Une fois que tous les joueurs ont noté leurs Points d’harmonie sur la feuille de score, on rapproche la Pile suivante de la rivière de cartes et on continue à jouer.

Chaque joueur aura posé 4 cartes au premier Décompte, 3 cartes de plus au deuxième et 2 cartes de plus au dernier Décompte. Donc un total de 9 cartes, pas plus, pas moins. Comme je vous le disait ça va vite, très vite surtout vers la fin.

Le principe de scoring est le suivant et il est très malin. C’est là que la notion d’harmonie entre en jeu (même si visuellement votre île ne sera pas forcement harmonieuse).

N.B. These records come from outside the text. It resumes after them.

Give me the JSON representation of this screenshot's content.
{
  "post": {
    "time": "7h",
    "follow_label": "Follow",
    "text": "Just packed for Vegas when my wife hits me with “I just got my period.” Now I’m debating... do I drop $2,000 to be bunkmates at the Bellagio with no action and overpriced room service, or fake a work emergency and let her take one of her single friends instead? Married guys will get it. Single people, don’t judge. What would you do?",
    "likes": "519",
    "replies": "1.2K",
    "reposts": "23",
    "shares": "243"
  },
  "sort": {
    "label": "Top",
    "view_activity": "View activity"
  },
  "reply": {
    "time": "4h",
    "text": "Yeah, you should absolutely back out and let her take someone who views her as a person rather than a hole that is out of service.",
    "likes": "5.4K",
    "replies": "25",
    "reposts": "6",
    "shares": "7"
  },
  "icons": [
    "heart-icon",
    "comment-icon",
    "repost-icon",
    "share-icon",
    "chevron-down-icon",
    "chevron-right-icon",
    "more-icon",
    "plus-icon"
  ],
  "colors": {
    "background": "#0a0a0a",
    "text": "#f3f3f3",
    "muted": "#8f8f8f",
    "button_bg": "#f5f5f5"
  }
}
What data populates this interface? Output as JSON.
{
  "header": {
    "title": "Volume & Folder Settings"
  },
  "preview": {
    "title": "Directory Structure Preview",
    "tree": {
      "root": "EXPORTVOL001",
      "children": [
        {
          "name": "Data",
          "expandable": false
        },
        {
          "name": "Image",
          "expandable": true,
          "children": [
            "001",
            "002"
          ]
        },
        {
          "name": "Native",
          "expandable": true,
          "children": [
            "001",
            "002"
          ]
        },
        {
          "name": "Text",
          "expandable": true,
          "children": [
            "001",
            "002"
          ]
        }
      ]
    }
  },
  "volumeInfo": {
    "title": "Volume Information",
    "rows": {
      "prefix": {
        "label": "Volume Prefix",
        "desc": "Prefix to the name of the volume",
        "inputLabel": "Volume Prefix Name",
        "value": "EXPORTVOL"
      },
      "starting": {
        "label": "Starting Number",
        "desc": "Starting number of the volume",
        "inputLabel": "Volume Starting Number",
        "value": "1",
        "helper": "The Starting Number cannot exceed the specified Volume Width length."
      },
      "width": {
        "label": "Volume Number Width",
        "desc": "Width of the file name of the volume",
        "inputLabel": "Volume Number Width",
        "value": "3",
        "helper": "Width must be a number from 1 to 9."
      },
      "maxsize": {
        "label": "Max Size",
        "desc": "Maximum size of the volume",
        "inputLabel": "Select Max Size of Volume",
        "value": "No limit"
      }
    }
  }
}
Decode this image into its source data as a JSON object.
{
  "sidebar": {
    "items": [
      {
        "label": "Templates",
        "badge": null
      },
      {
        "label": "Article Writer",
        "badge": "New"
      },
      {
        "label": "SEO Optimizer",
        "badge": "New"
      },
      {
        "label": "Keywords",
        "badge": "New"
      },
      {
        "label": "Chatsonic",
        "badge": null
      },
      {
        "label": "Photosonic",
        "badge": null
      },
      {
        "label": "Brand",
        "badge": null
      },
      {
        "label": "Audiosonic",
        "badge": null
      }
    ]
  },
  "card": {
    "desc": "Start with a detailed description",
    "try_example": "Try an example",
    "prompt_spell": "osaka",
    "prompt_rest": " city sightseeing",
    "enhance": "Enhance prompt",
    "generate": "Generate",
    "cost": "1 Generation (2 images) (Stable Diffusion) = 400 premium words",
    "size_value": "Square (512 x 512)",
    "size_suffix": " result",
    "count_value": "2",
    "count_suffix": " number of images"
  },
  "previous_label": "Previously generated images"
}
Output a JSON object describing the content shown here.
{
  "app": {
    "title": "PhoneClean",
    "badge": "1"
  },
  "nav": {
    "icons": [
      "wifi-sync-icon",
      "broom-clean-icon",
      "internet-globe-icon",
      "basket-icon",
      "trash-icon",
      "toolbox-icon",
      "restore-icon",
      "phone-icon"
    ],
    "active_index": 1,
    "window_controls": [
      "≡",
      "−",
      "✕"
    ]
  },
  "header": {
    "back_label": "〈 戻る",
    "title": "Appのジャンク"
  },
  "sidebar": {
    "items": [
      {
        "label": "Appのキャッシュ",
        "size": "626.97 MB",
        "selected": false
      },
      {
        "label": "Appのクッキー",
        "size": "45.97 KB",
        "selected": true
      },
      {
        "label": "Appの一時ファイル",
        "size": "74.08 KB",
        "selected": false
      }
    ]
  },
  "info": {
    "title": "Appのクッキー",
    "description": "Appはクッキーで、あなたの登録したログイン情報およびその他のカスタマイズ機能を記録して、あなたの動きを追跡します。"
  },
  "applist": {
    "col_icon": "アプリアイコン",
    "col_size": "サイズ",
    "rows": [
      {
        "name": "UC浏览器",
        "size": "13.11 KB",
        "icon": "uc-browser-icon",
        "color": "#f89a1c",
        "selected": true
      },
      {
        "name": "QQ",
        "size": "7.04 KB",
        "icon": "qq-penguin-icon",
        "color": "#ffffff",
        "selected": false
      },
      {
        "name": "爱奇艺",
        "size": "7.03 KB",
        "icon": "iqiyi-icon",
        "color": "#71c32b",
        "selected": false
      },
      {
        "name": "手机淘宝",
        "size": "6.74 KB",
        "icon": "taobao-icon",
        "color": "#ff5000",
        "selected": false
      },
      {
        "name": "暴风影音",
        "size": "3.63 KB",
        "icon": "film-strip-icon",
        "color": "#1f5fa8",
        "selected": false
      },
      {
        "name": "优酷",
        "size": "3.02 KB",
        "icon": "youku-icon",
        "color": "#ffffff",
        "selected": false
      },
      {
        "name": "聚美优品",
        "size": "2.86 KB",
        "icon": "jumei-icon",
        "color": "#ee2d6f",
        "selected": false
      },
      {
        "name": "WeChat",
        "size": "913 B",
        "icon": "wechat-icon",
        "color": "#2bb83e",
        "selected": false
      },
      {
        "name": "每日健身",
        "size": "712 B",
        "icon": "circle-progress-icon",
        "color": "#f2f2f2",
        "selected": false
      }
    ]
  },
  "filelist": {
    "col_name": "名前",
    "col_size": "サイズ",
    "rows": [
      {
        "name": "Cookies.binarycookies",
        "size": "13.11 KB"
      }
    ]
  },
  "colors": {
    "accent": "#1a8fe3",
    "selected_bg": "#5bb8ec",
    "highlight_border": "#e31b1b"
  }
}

Si vous avez plus de chasseurs, pêcheurs ou pirogues que les Sources respectives (oiseaux, poissons et bois) vous marquez 0 (donc évitez de choisir dans ce cas de figure cette ressource pour scorer !). Sinon compter le nombre de ‘prédateurs’ et marquez des points selon le tableau de score (exemple : 3 points par pêcheur). Si vous choisissez les totems, vous comptez en fonction des totems différents et attention si vous avez des totems identiques ils vous rapportent … 0. Vous pouvez choisir de compter vos noix de cocos (et là c’est donc intéressant de ne pas toutes les dépenser ou d’en récupérer sur la rivière de cartes). Enfin les volcans que vous avez posés vous rapporteront des points en fonction de leur niveau d’éloignement. Prenez la Réglette volcanique pour évaluer la distance séparant le centre de chaque Volcan de votre île du centre de votre Village. Chaque Volcan peut ainsi vous rapporter de 0 à 5 points. C’est très malin.

Fin de partie :

Lorsque tous les joueurs ont ajouté leur 9ème carte à leur île et que la Pile est donc vide, ils font le Décompte intermédiaire de leurs 3 dernières Sources d’harmonie puis la partie est terminée et on procède au calcul des scores.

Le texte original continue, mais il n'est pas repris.